Учитель — страница 20 из 52

Безобразные борозды на спине не могли в полной мере передать пережитые страдания, боль и унижение. Ощутив прикосновение мягких теплых рук, он с трудом сдержал дрожь и напомнил себе, что Эбби не причинит ему зла. Маленькие ладони осторожно исследовали беспорядочные полосы, которые пересекались, сходились и разбегались, сливаясь в огромное, уродливое клеймо. Чудовище. Эбби провела пальцами по буграм на коже, где разорванная плоть снова и снова прилипала к орудию пытки и отрывалась вместе с ним. Паркер обернулся, помня о своей наготе и готовясь увидеть на ее лице ужас при мысли, кем он был на самом деле. Однако не заметил и тени отвращения, лишь печаль. Эбби молча плакала.

– Тише, не надо, – прошептал Паркер. – Все в порядке.

Он обнял ее и почувствовал на холодной груди, возле сердца, теплую щеку. Паркер знал, что его шрамы производили на людей сильное впечатление. Лишь несколько раз обнажался не в одиночестве и впервые не испытывал раскаяния. Напротив, хотел успокоить, убедить, что все самое плохое миновало. Сейчас страдал не он. Эбби подняла халат и помогла ему снова одеяться. Паркер завязал пояс и сел на диван, а она устроилась рядом, прижалась к нему и начала гладить по волосам. Он знал, какие вопросы ей хочется задать, но готовых ответов не имел, во всяком случае пока. Шрамы действительно не доставляли физической боли, но говорить о них было трудно, почти невозможно. Душевные раны оказались слишком глубокими и до сих пор кровоточили. Все существо Паркера состояло из боли и страданий.

– Можешь не рассказывать, что случилось, – прошептала Эбби. – Но если когда-нибудь решишь поделиться, я буду рада выслушать.

Надо было встать и уйти, но Салли мирно посапывала на полу, положив лапы на ноги Эбби, а самому Паркеру не хотелось покидать тепло и уют ласкового объятия. Он не мог вспомнить, когда в последний раз чувствовал себя так спокойно. Наверное, когда были живы родители. Дождь стучал по стеклу, он слушал ровный ритм капель, веки тяжелели, мысли тонули в тумане. Паркер уснул – позволил себе погрузиться в сон хотя бы для того, чтобы оттянуть казавшийся неизбежным разговор.

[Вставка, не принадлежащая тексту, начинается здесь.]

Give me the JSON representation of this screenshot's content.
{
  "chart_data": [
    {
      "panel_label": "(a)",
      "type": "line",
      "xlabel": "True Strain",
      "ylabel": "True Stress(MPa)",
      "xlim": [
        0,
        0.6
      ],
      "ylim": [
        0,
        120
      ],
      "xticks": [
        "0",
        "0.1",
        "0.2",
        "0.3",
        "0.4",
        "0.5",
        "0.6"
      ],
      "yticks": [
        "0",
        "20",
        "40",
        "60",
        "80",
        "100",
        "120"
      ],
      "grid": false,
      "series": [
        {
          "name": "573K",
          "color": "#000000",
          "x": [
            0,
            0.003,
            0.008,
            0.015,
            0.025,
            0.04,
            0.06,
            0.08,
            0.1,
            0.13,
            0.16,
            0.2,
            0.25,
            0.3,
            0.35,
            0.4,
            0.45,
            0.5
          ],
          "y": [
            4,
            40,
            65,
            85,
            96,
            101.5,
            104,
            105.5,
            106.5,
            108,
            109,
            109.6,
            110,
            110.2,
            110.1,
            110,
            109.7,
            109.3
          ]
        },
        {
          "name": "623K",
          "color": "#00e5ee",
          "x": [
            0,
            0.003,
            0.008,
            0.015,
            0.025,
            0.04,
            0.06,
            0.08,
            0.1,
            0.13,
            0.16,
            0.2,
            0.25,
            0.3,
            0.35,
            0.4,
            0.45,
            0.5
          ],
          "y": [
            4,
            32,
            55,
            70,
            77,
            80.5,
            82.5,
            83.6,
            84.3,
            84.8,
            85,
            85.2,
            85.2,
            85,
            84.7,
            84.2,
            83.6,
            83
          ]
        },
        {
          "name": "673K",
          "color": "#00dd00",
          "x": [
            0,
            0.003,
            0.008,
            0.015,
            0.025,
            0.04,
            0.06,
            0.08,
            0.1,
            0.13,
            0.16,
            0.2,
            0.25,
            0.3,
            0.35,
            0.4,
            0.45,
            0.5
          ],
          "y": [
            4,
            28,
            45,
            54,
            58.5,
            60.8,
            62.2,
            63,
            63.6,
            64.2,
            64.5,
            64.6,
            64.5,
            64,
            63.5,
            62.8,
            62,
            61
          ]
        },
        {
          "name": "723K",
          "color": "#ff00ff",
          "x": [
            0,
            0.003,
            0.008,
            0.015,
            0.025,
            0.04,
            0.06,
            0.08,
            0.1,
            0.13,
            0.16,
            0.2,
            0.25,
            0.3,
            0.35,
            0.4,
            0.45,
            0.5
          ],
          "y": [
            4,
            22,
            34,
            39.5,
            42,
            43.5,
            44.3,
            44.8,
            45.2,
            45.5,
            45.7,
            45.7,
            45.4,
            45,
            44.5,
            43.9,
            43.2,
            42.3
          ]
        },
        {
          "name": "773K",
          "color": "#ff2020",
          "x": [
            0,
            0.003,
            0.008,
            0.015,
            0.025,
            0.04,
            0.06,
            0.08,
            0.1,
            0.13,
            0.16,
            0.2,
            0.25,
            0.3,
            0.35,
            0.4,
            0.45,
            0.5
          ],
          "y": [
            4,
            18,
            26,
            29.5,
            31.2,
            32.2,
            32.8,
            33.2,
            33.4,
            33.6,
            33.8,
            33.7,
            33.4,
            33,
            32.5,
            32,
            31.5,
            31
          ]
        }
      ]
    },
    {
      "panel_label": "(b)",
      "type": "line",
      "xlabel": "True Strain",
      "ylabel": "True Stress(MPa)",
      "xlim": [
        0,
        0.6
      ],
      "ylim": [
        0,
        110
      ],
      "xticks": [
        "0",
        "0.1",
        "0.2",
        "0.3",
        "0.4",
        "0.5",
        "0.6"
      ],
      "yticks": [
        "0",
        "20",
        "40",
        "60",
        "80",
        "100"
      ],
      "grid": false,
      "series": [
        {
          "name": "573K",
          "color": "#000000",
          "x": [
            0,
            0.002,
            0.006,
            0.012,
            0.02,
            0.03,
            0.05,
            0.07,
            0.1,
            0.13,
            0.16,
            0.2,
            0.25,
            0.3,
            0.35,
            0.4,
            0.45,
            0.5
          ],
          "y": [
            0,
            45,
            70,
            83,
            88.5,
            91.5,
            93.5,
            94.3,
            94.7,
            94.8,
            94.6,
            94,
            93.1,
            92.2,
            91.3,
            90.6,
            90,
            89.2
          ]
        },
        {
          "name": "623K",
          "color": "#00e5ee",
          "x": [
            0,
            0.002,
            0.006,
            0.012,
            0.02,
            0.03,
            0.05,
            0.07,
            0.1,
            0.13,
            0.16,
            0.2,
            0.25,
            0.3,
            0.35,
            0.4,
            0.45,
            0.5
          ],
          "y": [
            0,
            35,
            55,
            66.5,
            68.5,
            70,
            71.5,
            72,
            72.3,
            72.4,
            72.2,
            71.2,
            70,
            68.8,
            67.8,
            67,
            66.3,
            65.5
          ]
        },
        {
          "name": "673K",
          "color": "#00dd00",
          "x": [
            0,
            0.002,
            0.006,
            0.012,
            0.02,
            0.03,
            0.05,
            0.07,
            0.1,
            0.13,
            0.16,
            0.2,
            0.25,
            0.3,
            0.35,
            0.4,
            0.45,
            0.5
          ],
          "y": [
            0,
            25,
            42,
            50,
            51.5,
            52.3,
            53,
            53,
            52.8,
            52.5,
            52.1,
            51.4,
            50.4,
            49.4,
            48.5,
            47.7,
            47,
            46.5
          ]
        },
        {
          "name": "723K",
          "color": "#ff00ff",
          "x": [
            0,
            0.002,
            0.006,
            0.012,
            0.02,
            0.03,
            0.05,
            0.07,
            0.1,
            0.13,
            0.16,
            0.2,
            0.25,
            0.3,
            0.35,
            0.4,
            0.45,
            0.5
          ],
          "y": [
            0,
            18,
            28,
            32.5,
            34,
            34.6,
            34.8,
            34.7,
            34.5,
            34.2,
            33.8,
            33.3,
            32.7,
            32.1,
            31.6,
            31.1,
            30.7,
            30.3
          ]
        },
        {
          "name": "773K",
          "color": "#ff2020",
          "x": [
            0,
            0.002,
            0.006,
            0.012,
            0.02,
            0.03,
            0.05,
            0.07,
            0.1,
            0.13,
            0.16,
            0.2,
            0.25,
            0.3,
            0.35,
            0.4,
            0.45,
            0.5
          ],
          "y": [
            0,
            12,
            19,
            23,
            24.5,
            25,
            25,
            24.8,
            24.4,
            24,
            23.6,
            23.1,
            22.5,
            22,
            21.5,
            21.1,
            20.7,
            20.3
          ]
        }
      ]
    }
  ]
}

Глава шестнадцатаяИсповедь

Тогда

Кожа Эбби покраснела от горячей воды. Она долго стояла под душем, заставляя себя терпеть обжигающие струи. Хотелось сжечь кожу, чтобы потом содрать слой за слоем. Отец должен был приехать через час. С прошлого вечера Эбби уже в третий раз принимала душ, надеясь смыть все следы, избавиться от непереносимого запаха. Десны покраснели от бесконечной чистки, она терла и терла зубы, язык, губы. Знала, что при встрече должна поцеловать отца в щеку, иначе он заподозрит неладное, догадается, что она сделала со своим ртом, что случилось с ее телом.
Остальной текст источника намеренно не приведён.